Capítulo 27
715palavras
2023-01-18 21:44
1
Allan está de volta a Noronha
Naquela noite os policiais me interrogaram para saber quem havia atirado no meu irmão. Eu não soube responder. Betânia deu a eles alguns detalhes que talvez pudessem ajudar, mas eu não queria pensar naquilo. Talvez depois, mas não naquela noite.
Parecia um pesadelo sem fim.
Aquela foi a noite mais longa de toda a minha vida.
Eu vi o rabecão levar o corpo do meu irmão e tudo o que sobrou dele foi uma poça de sangue espalhado no chão e todas as vezes que eu me lembrava de Jacob caindo, morto, eu chorava porque era como se eu estivesse morrendo também, como se o tiro tivesse acertado em cheio o meu coração.
O sol não havia nem nascido e o painho já estava na porta do IML para levar o corpo de Jacob. Eu via uma tristeza tão profunda no semblante de seu Chico, uma angústia inconsolável, de um homem que pensava que a culpa era dele, que fez de tudo para endireitar o filho e não conseguiu. Então ele comprou o melhor caixão que havia em Noronha, preparou a sala da nossa casa, espalhou flores por todos os lugares e trouxe o corpo do filho para casa pela última vez. Jacob havia achado o que tanto procurou e estava levando com ele toda a nossa alegria.
Pessoas entravam e saiam da nossa casa o tempo todo. Mainha passou a noite dopada, mas eu impedi que dessem a ela outros comprimidos. Diziam a mim que aquilo era necessário para acalmá-la, mas eu queria ela sã, mesmo que desconhecesse a dor de uma mãe que perdia o filho tão tragicamente.

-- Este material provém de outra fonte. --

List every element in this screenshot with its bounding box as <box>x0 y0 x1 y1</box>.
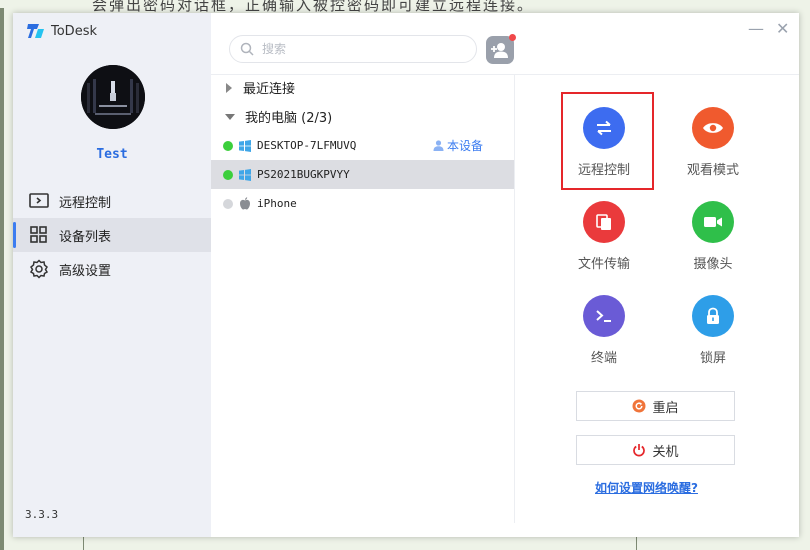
app-name: ToDesk <box>51 23 97 39</box>
username: Test <box>96 147 128 162</box>
this-device-badge: 本设备 <box>433 137 483 154</box>
sidebar-item-label: 高级设置 <box>59 263 112 279</box>
user-icon <box>433 140 444 151</box>
sidebar-item-remote-control[interactable]: 远程控制 <box>13 184 211 218</box>
search-icon <box>240 42 254 56</box>
background-divider <box>83 537 84 550</box>
minimize-button[interactable]: — <box>748 21 764 37</box>
app-version: 3.3.3 <box>25 508 59 521</box>
device-name: iPhone <box>257 197 297 210</box>
feature-label: 终端 <box>590 351 617 366</box>
group-recent-connections[interactable]: 最近连接 <box>211 73 514 102</box>
panel-divider <box>514 75 515 523</box>
todesk-logo-icon <box>27 24 44 38</box>
sidebar-item-device-list[interactable]: 设备列表 <box>13 218 211 252</box>
search-box[interactable] <box>229 35 477 63</box>
background-divider <box>636 537 637 550</box>
sidebar: ToDesk Test 远程控制 设备列表 高级设置 3.3.3 <box>13 13 211 537</box>
sidebar-item-advanced-settings[interactable]: 高级设置 <box>13 252 211 286</box>
add-contact-button[interactable] <box>486 34 516 64</box>
feature-label: 观看模式 <box>686 163 739 178</box>
group-my-computers[interactable]: 我的电脑 (2/3) <box>211 102 514 131</box>
restart-button[interactable]: 重启 <box>576 391 735 421</box>
this-device-label: 本设备 <box>447 139 484 153</box>
device-row[interactable]: DESKTOP-7LFMUVQ 本设备 <box>211 131 514 160</box>
sidebar-item-label: 设备列表 <box>59 229 112 245</box>
device-name: DESKTOP-7LFMUVQ <box>257 139 357 152</box>
remote-screen-icon <box>29 193 49 208</box>
device-row[interactable]: iPhone <box>211 189 514 218</box>
lock-icon <box>692 295 734 337</box>
notification-dot <box>509 34 516 41</box>
chevron-down-icon <box>225 113 235 120</box>
feature-terminal[interactable]: 终端 <box>554 284 654 374</box>
windows-icon <box>239 168 251 181</box>
close-button[interactable]: ✕ <box>776 21 789 37</box>
gear-icon <box>29 259 49 279</box>
files-icon <box>583 201 625 243</box>
restart-icon <box>632 399 646 413</box>
device-row[interactable]: PS2021BUGKPVYY <box>211 160 514 189</box>
sidebar-item-label: 远程控制 <box>59 195 112 211</box>
avatar[interactable] <box>81 65 145 129</box>
online-status-dot <box>223 140 233 151</box>
brand: ToDesk <box>27 23 97 39</box>
feature-label: 摄像头 <box>693 257 733 272</box>
feature-file-transfer[interactable]: 文件传输 <box>554 190 654 280</box>
feature-lock-screen[interactable]: 锁屏 <box>663 284 763 374</box>
avatar-image-icon <box>81 65 145 129</box>
background-border <box>0 8 4 550</box>
camera-icon <box>692 201 734 243</box>
device-name: PS2021BUGKPVYY <box>257 168 350 181</box>
restart-label: 重启 <box>652 400 679 416</box>
windows-icon <box>239 139 251 152</box>
online-status-dot <box>223 169 233 180</box>
highlight-box <box>561 92 654 190</box>
search-input[interactable] <box>262 42 452 56</box>
grid-icon <box>30 226 47 243</box>
wake-on-lan-help-link[interactable]: 如何设置网络唤醒? <box>595 479 698 496</box>
feature-label: 文件传输 <box>577 257 630 272</box>
feature-view-mode[interactable]: 观看模式 <box>663 96 763 186</box>
power-icon <box>633 444 646 457</box>
group-label: 最近连接 <box>243 82 296 97</box>
eye-icon <box>692 107 734 149</box>
feature-camera[interactable]: 摄像头 <box>663 190 763 280</box>
chevron-right-icon <box>226 82 232 93</box>
shutdown-label: 关机 <box>652 444 679 460</box>
feature-label: 锁屏 <box>699 351 726 366</box>
todesk-window: ToDesk Test 远程控制 设备列表 高级设置 3.3.3 搜索 — ✕ … <box>13 13 799 537</box>
offline-status-dot <box>223 198 233 209</box>
apple-icon <box>240 197 250 210</box>
add-user-icon <box>491 43 508 58</box>
group-label: 我的电脑 (2/3) <box>245 111 333 126</box>
shutdown-button[interactable]: 关机 <box>576 435 735 465</box>
terminal-icon <box>583 295 625 337</box>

Então eu vi aquele homem entrar em nossa casa e meu coração pela segunda vez parou de bater por um segundo. Nossos olhares se encontraram e o amor, que por muitos anos ficou guardado em meu peito, despertou. Ninguém me alertou da sua chegada, e a surpresa do reencontro quase me fez desmaiar. Fernandinho, que me abraçava, lançou um olhar para trás e sussurrou sua frustração baixinho: Que diacho! Inevitavelmente um sorriso sincero de felicidade brotou dos meus lábios, mas ele não viu. Painho ficou entre nós dois e de imediato, Fernandinho, nervoso, me tirou dali.
— Oxê! – Retive o meu corpo, parando no meio do caminho, avexada – Está me levando para onde, cabra?
— Calma, Charlote – ficou na defensiva – eu só achei que seria bom sair para tomar um ar.
— Que conversa besta é essa? – Eu sabia quais eram os reais motivos de Fernandinho querer me tirar dali – Fale logo o que tu queres, mas me fale a verdade.
Ele olhou para mim, coçou a cabeça, passou a mão no rosto e eu fiquei nervosa com aquela demora toda.
— Sabe o que é, Charlote…
Então Betânia chegou a ficar aperreada. Lhe faltava fôlego, ela parecia que tinha visto um fantasma.
— Charlote – interrompeu a fala para poder respirar – você viu quem está aí?
— Que diacho Betânia! – Se meteu Fernandinho – você vai me ajudar ou atrapalhar?
— Oxente, hômi – olhou para ele irritado – está com a moléstia ? Só por que Allan voltou?
— A pois! – Fernandinho parecia um pantel ao ouvir o nome de Allan – eu tenho uma coisa muito importante para falar com Charlote. Não se meta onde não foi chamada.
— Você é muito mal-agradecido, seu cabra…
— Parem! – Os interrompi – mas que diacho de briga desnecessária.
Então Fernandinho segurou pelo meu braço como se quisesse me impedir de sair dali.
— Você não vai falar com ele, não é Charlote?
Fiquei calada e ele continuou:
— Allan prometeu que voltaria, mas tudo o que te deu foi um belo de um pé na bunda, e agora ele volta e você vai fingir que nada aconteceu?
— Como é? – Imediatamente olhei para Betânia não acreditando que ela havia contado tudo a Fernandinho – Por que você contou isso para ele?
Ela até tentou se explicar, mas imediatamente Bentinho adentrou a cozinha me chamando porque mainha precisa de mim. Então dei as costas para eles e partir. Ficaram ali discutindo, qual dos dois havia errado mais comigo.
Quando cheguei na sala, Allan não estava mais lá.